OVER the rivers and down the highways and along countless jungle paths, the population of East Pakistan continues to hemorrhage into India: an endless unorganized flow of refugees with a few tin kettles, cardboard boxes and ragged clothes piled on their heads, carrying their sick children and their old. They pad along barefooted, with the mud sucking at their heels in the wet parts. They are silent, except for a child whimpering now and then, but their faces tell the story. Many are sick and covered with sores. Others have cholera, and when they die by the roadside there is no one to bury them. The Hindus, when they can, put a hot coal in the mouths of their dead or singe the body in lieu of cremation. The dogs, the vultures and the crows do the rest. As the refugees pass the rotting corpses, some put pieces of cloth over their noses.

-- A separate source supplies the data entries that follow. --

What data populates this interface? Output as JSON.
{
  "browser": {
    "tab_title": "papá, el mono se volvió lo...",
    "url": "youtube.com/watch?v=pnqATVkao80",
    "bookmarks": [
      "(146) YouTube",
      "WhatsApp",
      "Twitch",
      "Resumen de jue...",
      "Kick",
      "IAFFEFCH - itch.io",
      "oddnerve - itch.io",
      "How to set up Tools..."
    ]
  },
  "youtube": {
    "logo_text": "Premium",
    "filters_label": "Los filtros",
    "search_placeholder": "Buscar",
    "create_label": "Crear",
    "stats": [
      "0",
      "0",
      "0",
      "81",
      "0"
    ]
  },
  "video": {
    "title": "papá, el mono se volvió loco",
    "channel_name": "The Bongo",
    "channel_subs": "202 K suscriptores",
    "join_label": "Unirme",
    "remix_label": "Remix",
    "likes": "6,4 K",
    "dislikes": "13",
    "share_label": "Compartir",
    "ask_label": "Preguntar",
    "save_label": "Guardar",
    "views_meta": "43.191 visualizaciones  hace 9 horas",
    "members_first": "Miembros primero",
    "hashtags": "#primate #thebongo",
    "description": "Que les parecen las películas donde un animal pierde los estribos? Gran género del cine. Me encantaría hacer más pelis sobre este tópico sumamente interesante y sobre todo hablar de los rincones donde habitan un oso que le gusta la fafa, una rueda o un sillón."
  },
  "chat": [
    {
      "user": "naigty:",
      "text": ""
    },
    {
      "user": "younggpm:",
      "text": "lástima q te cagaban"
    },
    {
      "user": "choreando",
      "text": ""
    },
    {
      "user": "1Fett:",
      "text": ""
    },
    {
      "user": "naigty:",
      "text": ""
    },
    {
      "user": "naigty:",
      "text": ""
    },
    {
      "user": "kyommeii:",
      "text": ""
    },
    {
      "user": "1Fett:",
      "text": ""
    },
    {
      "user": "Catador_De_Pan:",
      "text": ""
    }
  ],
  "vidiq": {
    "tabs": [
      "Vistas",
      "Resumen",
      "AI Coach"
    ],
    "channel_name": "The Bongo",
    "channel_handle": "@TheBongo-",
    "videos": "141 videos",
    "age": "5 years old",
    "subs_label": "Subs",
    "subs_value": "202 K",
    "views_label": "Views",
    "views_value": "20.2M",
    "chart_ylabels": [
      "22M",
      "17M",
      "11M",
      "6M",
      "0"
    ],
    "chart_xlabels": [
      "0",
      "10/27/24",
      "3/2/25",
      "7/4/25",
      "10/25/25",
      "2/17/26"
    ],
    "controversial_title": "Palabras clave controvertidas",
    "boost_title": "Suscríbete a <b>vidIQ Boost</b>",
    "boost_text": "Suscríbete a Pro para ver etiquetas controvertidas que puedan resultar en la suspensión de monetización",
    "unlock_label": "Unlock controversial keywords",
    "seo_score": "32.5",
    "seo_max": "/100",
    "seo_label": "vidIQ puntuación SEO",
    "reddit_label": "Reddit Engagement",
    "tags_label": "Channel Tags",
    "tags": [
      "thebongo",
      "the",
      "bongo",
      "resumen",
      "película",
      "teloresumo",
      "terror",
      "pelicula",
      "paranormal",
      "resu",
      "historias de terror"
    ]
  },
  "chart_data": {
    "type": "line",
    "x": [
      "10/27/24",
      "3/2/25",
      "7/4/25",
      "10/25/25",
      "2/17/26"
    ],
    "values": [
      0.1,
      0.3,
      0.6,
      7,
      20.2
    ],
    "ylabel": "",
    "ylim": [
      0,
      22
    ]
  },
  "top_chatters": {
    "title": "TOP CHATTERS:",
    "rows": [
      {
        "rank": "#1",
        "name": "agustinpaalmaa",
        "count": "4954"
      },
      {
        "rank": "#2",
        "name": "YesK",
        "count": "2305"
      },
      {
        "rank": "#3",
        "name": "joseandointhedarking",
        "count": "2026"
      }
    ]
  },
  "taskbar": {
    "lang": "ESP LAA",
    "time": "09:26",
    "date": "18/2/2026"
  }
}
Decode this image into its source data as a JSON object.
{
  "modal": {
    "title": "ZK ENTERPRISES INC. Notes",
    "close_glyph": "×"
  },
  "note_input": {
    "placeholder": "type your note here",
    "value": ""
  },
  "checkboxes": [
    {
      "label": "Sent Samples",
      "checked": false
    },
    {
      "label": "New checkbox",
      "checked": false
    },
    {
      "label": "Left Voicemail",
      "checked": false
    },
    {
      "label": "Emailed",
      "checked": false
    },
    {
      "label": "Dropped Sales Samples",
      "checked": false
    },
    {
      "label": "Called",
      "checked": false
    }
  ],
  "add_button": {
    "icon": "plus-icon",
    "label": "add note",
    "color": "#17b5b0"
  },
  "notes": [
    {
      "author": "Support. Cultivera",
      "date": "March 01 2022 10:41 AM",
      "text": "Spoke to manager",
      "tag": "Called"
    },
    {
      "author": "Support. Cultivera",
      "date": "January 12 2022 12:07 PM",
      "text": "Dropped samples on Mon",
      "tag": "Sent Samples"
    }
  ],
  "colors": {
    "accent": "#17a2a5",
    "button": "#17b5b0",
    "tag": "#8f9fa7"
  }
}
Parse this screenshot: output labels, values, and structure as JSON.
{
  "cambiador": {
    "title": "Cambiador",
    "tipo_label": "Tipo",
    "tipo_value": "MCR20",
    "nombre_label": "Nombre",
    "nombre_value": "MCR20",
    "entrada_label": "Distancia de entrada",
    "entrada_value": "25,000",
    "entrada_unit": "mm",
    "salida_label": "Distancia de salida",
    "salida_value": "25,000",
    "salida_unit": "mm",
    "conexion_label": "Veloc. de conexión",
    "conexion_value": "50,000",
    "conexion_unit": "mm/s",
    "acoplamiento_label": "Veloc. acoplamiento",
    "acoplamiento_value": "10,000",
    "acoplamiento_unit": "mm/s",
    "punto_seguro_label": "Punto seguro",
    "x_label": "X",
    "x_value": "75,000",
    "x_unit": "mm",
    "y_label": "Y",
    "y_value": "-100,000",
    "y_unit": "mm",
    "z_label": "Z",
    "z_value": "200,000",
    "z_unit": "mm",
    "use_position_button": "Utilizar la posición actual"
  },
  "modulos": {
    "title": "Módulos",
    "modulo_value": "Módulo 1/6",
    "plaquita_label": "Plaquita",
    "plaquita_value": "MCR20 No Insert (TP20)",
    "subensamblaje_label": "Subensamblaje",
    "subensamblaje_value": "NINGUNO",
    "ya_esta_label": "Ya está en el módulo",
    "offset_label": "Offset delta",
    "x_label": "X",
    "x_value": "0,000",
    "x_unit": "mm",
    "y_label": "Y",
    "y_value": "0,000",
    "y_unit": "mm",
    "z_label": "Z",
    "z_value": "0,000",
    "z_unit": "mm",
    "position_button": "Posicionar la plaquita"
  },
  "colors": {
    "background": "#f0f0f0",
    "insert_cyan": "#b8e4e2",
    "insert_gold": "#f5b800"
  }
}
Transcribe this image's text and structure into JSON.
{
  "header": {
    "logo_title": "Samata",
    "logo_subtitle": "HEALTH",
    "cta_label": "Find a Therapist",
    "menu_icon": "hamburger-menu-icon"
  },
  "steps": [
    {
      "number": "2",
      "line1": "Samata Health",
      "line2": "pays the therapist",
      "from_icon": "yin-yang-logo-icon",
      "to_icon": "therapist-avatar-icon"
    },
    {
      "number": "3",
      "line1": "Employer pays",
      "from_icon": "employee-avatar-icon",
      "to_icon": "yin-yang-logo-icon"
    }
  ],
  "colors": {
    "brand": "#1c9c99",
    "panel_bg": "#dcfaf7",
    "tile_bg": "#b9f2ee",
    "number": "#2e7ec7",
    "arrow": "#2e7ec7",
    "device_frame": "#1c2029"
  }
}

The column pushing into India never ends, day or night. It has been four months since civil war broke out between East and West Pakistan, and the refugees still pour in. No one can count them precisely, but Indian officials, by projecting camp registrations, calculate that they come at the rate of 50,000 a day. Last week the estimated total passed the 7,500,000 mark. Should widespread famine hit East Pakistan, as now seems likely, India fears that the number may double before the exodus ends.
Hundreds of thousands of these are still wandering about the countryside without food and shelter. Near the border, some have taken over schools to sleep in; others stay with villagers or sleep out in the fields and under the trees. Most are shepherded into refugee camps where they are given ration cards for food and housed in makeshift sheds of bamboo covered with thatched or plastic roofing. Though no one is actually starving in the camps, food is in short supply, particularly powdered milk and baby food.
No More Tears
Life has been made even more miserable for the refugees by the monsoon rains, that have turned many camps into muddy lagoons. Reports Dr. Mathis Bromberger, a German physician working at a camp outside Calcutta: "There were thousands of people standing out in the open here all night in the rain. Women with babies in their arms. They could not lie down because the water came up to their knees in places. There was not enough shelter, and in the morning there were always many sick and dying of pneumonia. We could not get our serious cholera cases to the hospital. And there was no one to take away the dead. They just lay around on the ground or in the water." High-pressure syringes have speeded vaccination and reduced the cholera threat, but camp health officials have already counted about 5,000 dead, and an estimated 35,000 have been stricken by the convulsive vomiting and diarrhea that accompany the disease. Now officials fear that pneumonia, diphtheria and tuberculosis will also begin to exact a toll among the weakened ref ugees. Says one doctor: "The people are not even crying any more."